A decisão vale especificamente para a mudança relativa ao uso do salário básico para calcular o adicional de insalubridade. O Supremo ainda não julgou o mérito da ação. Até a edição da Súmula nº 228 do TST, o cálculo era feito sob o salário mínimo.

A súmula do TST determinou que, a partir de 9 de maio, o adicional passaria a ter como base de cálculo o salário profissional do trabalhador - ou seja, seus vencimentos -, a não ser em caso de um critério mais vantajoso fixado por um instrumento coletivo.

A alteração foi motivada pela Súmula Vinculante nº 4 do Supremo, que considerou inconstitucional o artigo 192 da Consolidação das Leis do Trabalho (CLT), que previa a antiga forma de cálculo. Isso ocorreu para recepcionar a determinação do artigo 7º da Constituição Federal, pela qual é vedada a vinculação do salário mínimo para qualquer fim.

A mudança desagradou as empresas, tendo em vista que o adicional de insalubridade é usado como base de cálculo para outros benefícios, como horas extras, contribuições previdenciárias e o 13º salário.

De acordo com Maria de Lourdes Sampaio, advogada da CNI, ao ajuizar a reclamação no Supremo, a instituição destacou o grande impacto que a súmula do TST poderia causar. "A súmula fez nascer um passivo incomensurável para as empresas", diz Maria de Lourdes.
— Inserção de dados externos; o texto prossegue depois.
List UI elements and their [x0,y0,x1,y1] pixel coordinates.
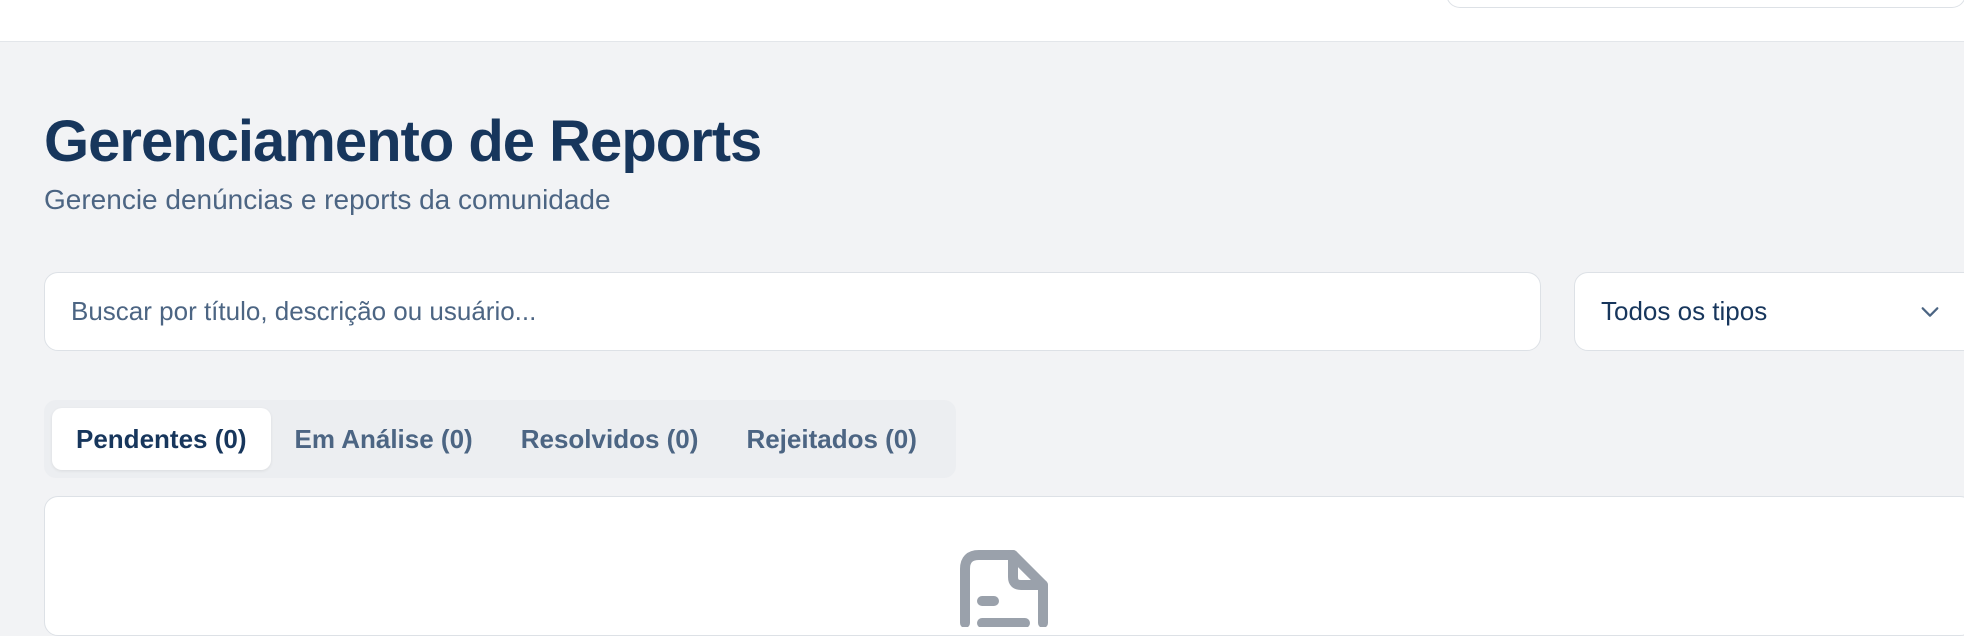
tab-pendentes[interactable]: Pendentes (0) [52,408,271,470]
tab-resolvidos[interactable]: Resolvidos (0) [497,408,723,470]
type-filter-select[interactable]: Todos os tipos [1574,272,1964,351]
search-box[interactable] [44,272,1541,351]
chevron-down-icon [1921,307,1939,317]
reports-list-card [44,496,1964,636]
search-input[interactable] [71,296,1540,327]
topbar-search-box[interactable] [1446,0,1964,8]
page-title: Gerenciamento de Reports [44,109,762,174]
document-icon [960,550,1048,627]
top-bar [0,0,1964,42]
page-subtitle: Gerencie denúncias e reports da comunida… [44,184,611,215]
tab-em-analise[interactable]: Em Análise (0) [271,408,497,470]
type-filter-value: Todos os tipos [1601,296,1768,326]
status-tabs: Pendentes (0) Em Análise (0) Resolvidos … [44,400,956,478]
tab-rejeitados[interactable]: Rejeitados (0) [722,408,941,470]
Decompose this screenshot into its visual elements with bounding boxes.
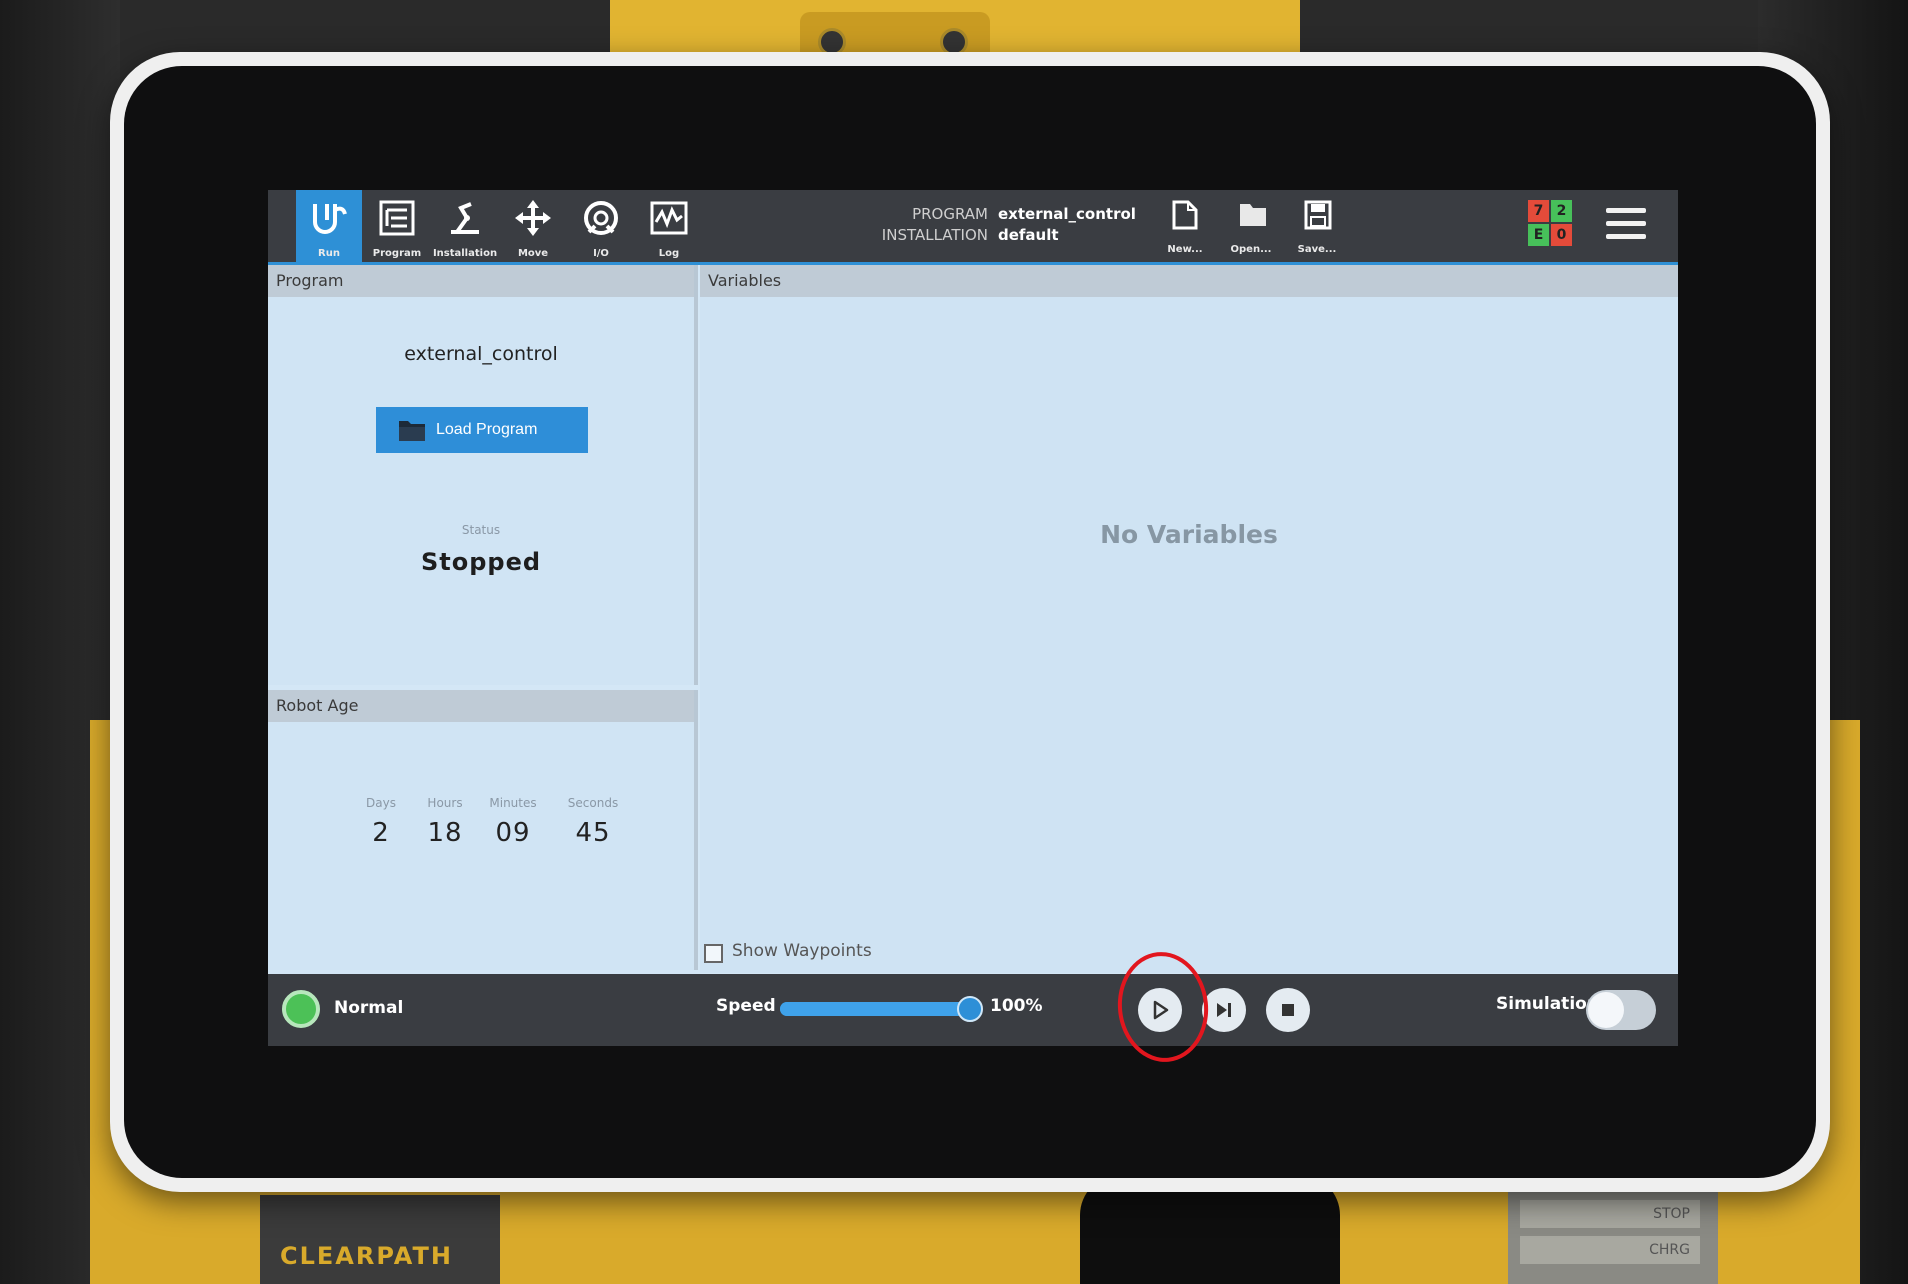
tab-program-label: Program — [372, 248, 422, 259]
speed-slider[interactable] — [780, 1002, 970, 1016]
speed-label: Speed — [716, 996, 776, 1016]
program-label: PROGRAM — [912, 205, 988, 223]
ur-logo-icon — [313, 204, 347, 234]
hours-label: Hours — [427, 796, 463, 810]
chrg-label: CHRG — [1520, 1236, 1700, 1264]
tab-io-label: I/O — [593, 248, 609, 259]
robot-status-indicator[interactable] — [282, 990, 320, 1028]
program-status: Stopped — [420, 548, 542, 576]
top-bar: Run Program Installation Move I/O Log PR… — [268, 190, 1678, 265]
program-panel-header: Program — [268, 265, 694, 297]
program-info-values: external_control default — [998, 204, 1136, 246]
open-folder-icon — [1240, 204, 1266, 226]
save-icon — [1304, 200, 1332, 230]
tab-program[interactable]: Program — [364, 190, 430, 262]
age-minutes: Minutes 09 — [478, 796, 548, 848]
speed-value: 100% — [990, 996, 1043, 1016]
open-button[interactable]: Open... — [1222, 194, 1280, 258]
simulation-toggle-knob — [1588, 992, 1624, 1028]
new-button[interactable]: New... — [1156, 194, 1214, 258]
stop-button[interactable] — [1266, 988, 1310, 1032]
new-file-icon — [1172, 200, 1198, 230]
save-button[interactable]: Save... — [1288, 194, 1346, 258]
brand-plate — [260, 1195, 500, 1284]
folder-icon — [399, 421, 425, 441]
robot-age-panel: Robot Age Days 2 Hours 18 Minutes 09 Sec… — [268, 690, 698, 970]
teach-pendant-screen: Run Program Installation Move I/O Log PR… — [268, 190, 1678, 1046]
variables-panel: Variables No Variables Show Waypoints — [700, 265, 1678, 973]
days-value: 2 — [372, 818, 390, 848]
stop-label: STOP — [1520, 1200, 1700, 1228]
no-variables-text: No Variables — [1100, 520, 1278, 549]
load-program-label: Load Program — [436, 421, 538, 438]
show-waypoints-label: Show Waypoints — [732, 941, 872, 961]
status-caption: Status — [461, 523, 501, 537]
installation-label: INSTALLATION — [881, 226, 988, 244]
simulation-toggle[interactable] — [1586, 990, 1656, 1030]
tab-move-label: Move — [517, 248, 549, 259]
minutes-value: 09 — [495, 818, 531, 848]
new-button-label: New... — [1167, 244, 1203, 255]
play-button[interactable] — [1138, 988, 1182, 1032]
bottom-bar: Normal Speed 100% Simulation — [268, 974, 1678, 1046]
step-button[interactable] — [1202, 988, 1246, 1032]
move-icon — [515, 200, 551, 236]
brand-text: CLEARPATH — [280, 1242, 453, 1270]
installation-value: default — [998, 226, 1059, 244]
speed-slider-handle[interactable] — [957, 996, 983, 1022]
save-button-label: Save... — [1297, 244, 1337, 255]
step-icon — [1217, 1003, 1231, 1017]
minutes-label: Minutes — [489, 796, 537, 810]
tab-installation-label: Installation — [432, 248, 498, 259]
loaded-program-name: external_control — [404, 343, 558, 365]
days-label: Days — [366, 796, 396, 810]
load-program-button[interactable]: Load Program — [376, 407, 588, 453]
robot-mode-label: Normal — [334, 998, 404, 1018]
program-value: external_control — [998, 205, 1136, 223]
age-seconds: Seconds 45 — [558, 796, 628, 848]
program-panel: Program external_control Load Program St… — [268, 265, 698, 685]
tab-log-label: Log — [658, 248, 680, 259]
program-info-labels: PROGRAM INSTALLATION — [848, 204, 988, 246]
tab-run[interactable]: Run — [296, 190, 362, 262]
counter-top-left: 7 — [1528, 200, 1549, 222]
tab-installation[interactable]: Installation — [432, 190, 498, 262]
tab-run-label: Run — [318, 248, 340, 259]
show-waypoints-checkbox[interactable] — [704, 944, 723, 963]
speed-slider-fill — [780, 1002, 970, 1016]
counter-bottom-right: 0 — [1551, 224, 1572, 246]
simulation-label: Simulation — [1496, 994, 1599, 1014]
counter-top-right: 2 — [1551, 200, 1572, 222]
program-icon — [379, 200, 415, 236]
tab-move[interactable]: Move — [500, 190, 566, 262]
hours-value: 18 — [427, 818, 463, 848]
menu-icon[interactable] — [1606, 206, 1646, 242]
stop-icon — [1282, 1004, 1294, 1016]
tab-log[interactable]: Log — [636, 190, 702, 262]
seconds-label: Seconds — [567, 796, 619, 810]
counter-bottom-left: E — [1528, 224, 1549, 246]
tab-io[interactable]: I/O — [568, 190, 634, 262]
log-icon — [650, 201, 688, 235]
io-icon — [584, 201, 618, 235]
open-button-label: Open... — [1230, 244, 1272, 255]
play-icon — [1153, 1000, 1169, 1020]
seconds-value: 45 — [575, 818, 611, 848]
robot-age-header: Robot Age — [268, 690, 694, 722]
age-hours: Hours 18 — [410, 796, 480, 848]
installation-icon — [451, 202, 479, 234]
age-days: Days 2 — [346, 796, 416, 848]
variables-header: Variables — [700, 265, 1678, 297]
status-counters[interactable]: 7 2 E 0 — [1528, 200, 1574, 250]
Na opinião dela, o Supremo concedeu a liminar pois encontrou fundamentos de conflito entre a determinação do TST e a Súmula Vinculante nº 4. Isso porque, no julgamento do recurso que deu origem à súmula vinculante - no qual a CNI participou como amicus curiae, ou seja, parte interessada na ação - ficou decidido que, apesar de inconstitucional, o cálculo só seria alterado com a edição de uma nova lei, e não por meio de uma decisão judicial.

Com a suspensão da súmula do TST, não se sabe ao certo qual o cálculo a ser adotado. Para o advogado Fabio Medeiros, do escritório Machado Associados, as empresas não devem se precipitar e alterar o cálculo, pois, uma vez aumentado, o salário é irredutível. "Vamos aguardar um posicionamento do Ministério do Trabalho e do Emprego, responsável pela fiscalização", diz.